Scientists picture Icelandic volcano's 'plumbing'
Scientists think they can now explain the sequence of events deep inside the Earth that led to the major volcanic eruptions on Iceland earlier this year.
Using data from satellite radar, GPS, and seismometers, the group has sketched a blueprint for the "plumbing" underneath Eyjafjallajokull.
The analysis is published in the journal Nature.
It goes someway to explaining why the volcano caused so much disruption to European air traffic.
"We can say that each volcano has a plumbing system and with our observations we have come up with a model for the plumbing system that was active at Eyjafjallajokull during this whole event," said Professor Freysteinn Sigmundsson from the University of Iceland.
"We were surprised by how complex it was," he told BBC News.
The root cause of the eruptions was a major intrusion of magma below the mountain.
This was picked up in the middle of 2009 as a very subtle change in the shape of the volcano, detected at a GPS station.

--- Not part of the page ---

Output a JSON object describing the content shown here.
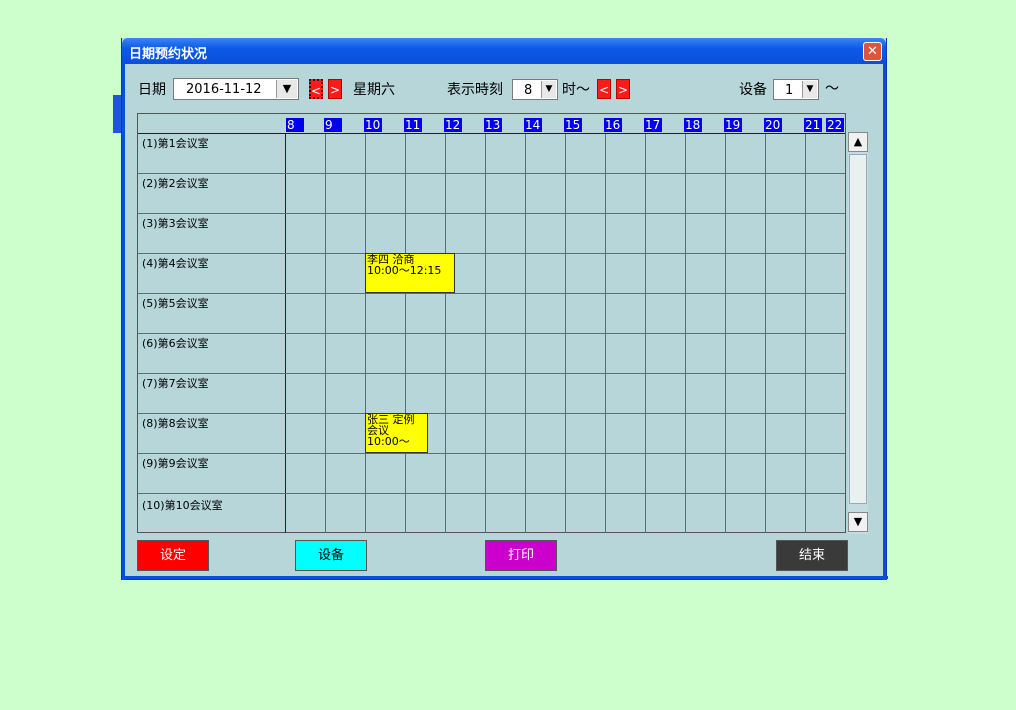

It prompted Sigmundsson and colleagues to deploy a full array of instrumentation to track the mountain's behaviour.
This included tasking the German TerraSAR-X satellite to gather repeated radar images of the volcano.
From all of the data, the scientists believe they can describe how the intrusion fed the network of cracks and chambers inside Eyjafjallajokull.

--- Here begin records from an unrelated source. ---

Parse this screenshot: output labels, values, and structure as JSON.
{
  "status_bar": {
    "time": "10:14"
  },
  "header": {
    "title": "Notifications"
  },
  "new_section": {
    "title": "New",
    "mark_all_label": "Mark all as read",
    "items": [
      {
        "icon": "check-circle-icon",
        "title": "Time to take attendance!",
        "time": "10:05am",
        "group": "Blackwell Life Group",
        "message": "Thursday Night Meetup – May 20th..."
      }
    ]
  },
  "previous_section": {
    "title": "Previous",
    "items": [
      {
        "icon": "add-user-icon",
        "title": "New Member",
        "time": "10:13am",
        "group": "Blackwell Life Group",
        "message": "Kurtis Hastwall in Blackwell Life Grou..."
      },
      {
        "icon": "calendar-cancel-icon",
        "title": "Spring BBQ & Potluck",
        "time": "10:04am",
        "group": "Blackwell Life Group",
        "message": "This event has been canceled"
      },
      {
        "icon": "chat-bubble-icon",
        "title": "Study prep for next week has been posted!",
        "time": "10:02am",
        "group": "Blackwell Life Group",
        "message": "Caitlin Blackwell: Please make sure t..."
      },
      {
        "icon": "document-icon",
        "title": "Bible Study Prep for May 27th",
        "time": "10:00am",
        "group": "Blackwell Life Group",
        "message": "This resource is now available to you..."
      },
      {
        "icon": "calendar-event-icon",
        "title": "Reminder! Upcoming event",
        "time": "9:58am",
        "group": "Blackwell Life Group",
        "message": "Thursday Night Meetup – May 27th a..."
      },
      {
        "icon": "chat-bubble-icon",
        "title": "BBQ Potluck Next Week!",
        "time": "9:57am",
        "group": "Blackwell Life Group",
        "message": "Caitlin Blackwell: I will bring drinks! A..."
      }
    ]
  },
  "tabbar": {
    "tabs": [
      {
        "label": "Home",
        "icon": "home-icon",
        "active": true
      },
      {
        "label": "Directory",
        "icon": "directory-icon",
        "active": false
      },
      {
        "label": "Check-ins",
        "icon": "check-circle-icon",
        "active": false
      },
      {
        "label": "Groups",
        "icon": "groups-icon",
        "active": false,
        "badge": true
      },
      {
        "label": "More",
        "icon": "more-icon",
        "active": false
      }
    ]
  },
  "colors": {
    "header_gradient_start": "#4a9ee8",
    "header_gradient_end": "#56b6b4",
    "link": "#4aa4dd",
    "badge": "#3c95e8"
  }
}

They say the influx created two new sills which saw the molten rock spread laterally and begin to lift the mountain.
- Previous intrusions at Eyjafjallajokull had produced sills (black) in 1994 and 1999
- The new intrusion (orange) also produced sills and fed a dyke to the surface in late March
- April's event may have resulted from interactions with magma intruded 190 years ago (brown)
There were two eruptive phases - in March and April.

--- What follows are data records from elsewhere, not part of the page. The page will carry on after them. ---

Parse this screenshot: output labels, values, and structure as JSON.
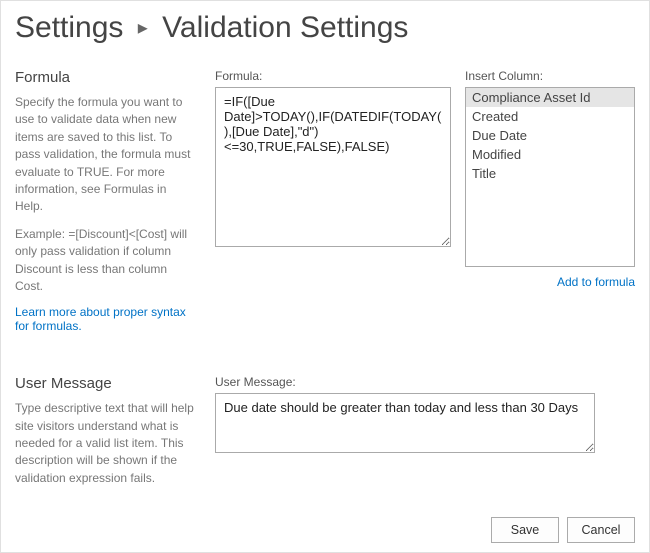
{
  "breadcrumb": {
    "root": "Settings",
    "current": "Validation Settings"
  },
  "formula_section": {
    "title": "Formula",
    "description": "Specify the formula you want to use to validate data when new items are saved to this list. To pass validation, the formula must evaluate to TRUE. For more information, see Formulas in Help.",
    "example": "Example: =[Discount]<[Cost] will only pass validation if column Discount is less than column Cost.",
    "link": "Learn more about proper syntax for formulas.",
    "label": "Formula:",
    "value": "=IF([Due Date]>TODAY(),IF(DATEDIF(TODAY(),[Due Date],\"d\")<=30,TRUE,FALSE),FALSE)",
    "insert_label": "Insert Column:",
    "columns": [
      "Compliance Asset Id",
      "Created",
      "Due Date",
      "Modified",
      "Title"
    ],
    "selected_index": 0,
    "add_link": "Add to formula"
  },
  "message_section": {
    "title": "User Message",
    "description": "Type descriptive text that will help site visitors understand what is needed for a valid list item. This description will be shown if the validation expression fails.",
    "label": "User Message:",
    "value": "Due date should be greater than today and less than 30 Days"
  },
  "actions": {
    "save": "Save",
    "cancel": "Cancel"
  }
}
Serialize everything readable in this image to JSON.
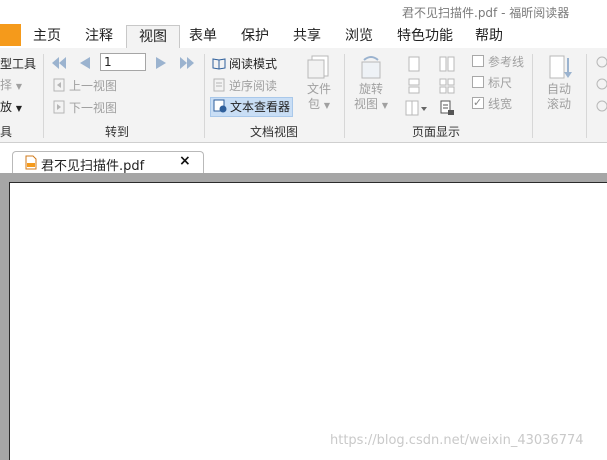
{
  "window": {
    "title": "君不见扫描件.pdf - 福昕阅读器"
  },
  "menu": {
    "tabs": [
      {
        "label": "主页"
      },
      {
        "label": "注释"
      },
      {
        "label": "视图",
        "active": true
      },
      {
        "label": "表单"
      },
      {
        "label": "保护"
      },
      {
        "label": "共享"
      },
      {
        "label": "浏览"
      },
      {
        "label": "特色功能"
      },
      {
        "label": "帮助"
      }
    ]
  },
  "ribbon": {
    "tools_group": {
      "items": [
        "型工具",
        "择",
        "放"
      ],
      "label": "具"
    },
    "goto_group": {
      "page_value": "1",
      "prev_view": "上一视图",
      "next_view": "下一视图",
      "label": "转到"
    },
    "docview_group": {
      "reading_mode": "阅读模式",
      "reverse_reading": "逆序阅读",
      "text_viewer": "文本查看器",
      "file_pack_line1": "文件",
      "file_pack_line2": "包",
      "label": "文档视图"
    },
    "pagedisplay_group": {
      "rotate_line1": "旋转",
      "rotate_line2": "视图",
      "guides": "参考线",
      "ruler": "标尺",
      "line_weights": "线宽",
      "label": "页面显示"
    },
    "autoscroll": {
      "line1": "自动",
      "line2": "滚动"
    }
  },
  "document_tab": {
    "name": "君不见扫描件.pdf",
    "close": "×"
  },
  "watermark": "https://blog.csdn.net/weixin_43036774",
  "colors": {
    "accent": "#f59a1b",
    "doc_background": "#a6a6a6"
  }
}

The team says the first phase resulted when the intrusion pushed up through a dyke to break the surface in a relatively calm manner just east of the summit on 20 March.
By that time, the volcano's flanks had expanded by more than 15cm (6in).
The eruption continued into April with a brief pause before a second and much more violent phase was initiated on 22 April.
This time, lava broke out through a new conduit under the ice on the summit of the mountain itself.
Contact between the molten rock and the ice produced an explosive cocktail, as water flashed to steam and gas escaped from bubbles in the magma.
It was this second phase which produced the huge "ash" plume that rose high into the atmosphere, disrupting air traffic over Europe for weeks on end.
The team says the violence could have been a consequence of the new intrusion encountering old and highly evolved magma left under the mountain from the last great series of eruptive events in the 1820s.
"When the second event started, we thought the interaction with the ice was very important - it produces fragmentation of the magma when it comes to the surface," explained Professor Sigmundsson.
"But fragmentation can also occur because gas is escaping from the magma. We think now most of the explosive activity was due to the composition of the [remnant] magma - its technical name is trachyandesite.
"That magma had more gas and it was more viscous, and this combination probably led to most of the explosive activity when it came into contact with the new magma.
"We say the ice-magma interaction augmented this explosivity."
Many have asked whether the eruption of Eyjafjallajokull could kick the nearby - and much larger - Katla volcano into life. However, the team says the plumbing systems under each mountain are separate and quite different in their structure.
It is likely, though, that Eyjafjallajokull will have lessons for volcanologists studying very similar mountains elsewhere in the world.
"There are many volcanoes on Earth that we can say are moderately active - they sleep for hundreds of years, or even longer times," Professor Sigmundsson told BBC News.
"Their reawakening may be similar to what we observed at Eyjafjallajokull. We have such detailed records - we have may be one of the best cases of observations of how a moderately active volcano wakes up and of the events preceding an eruption."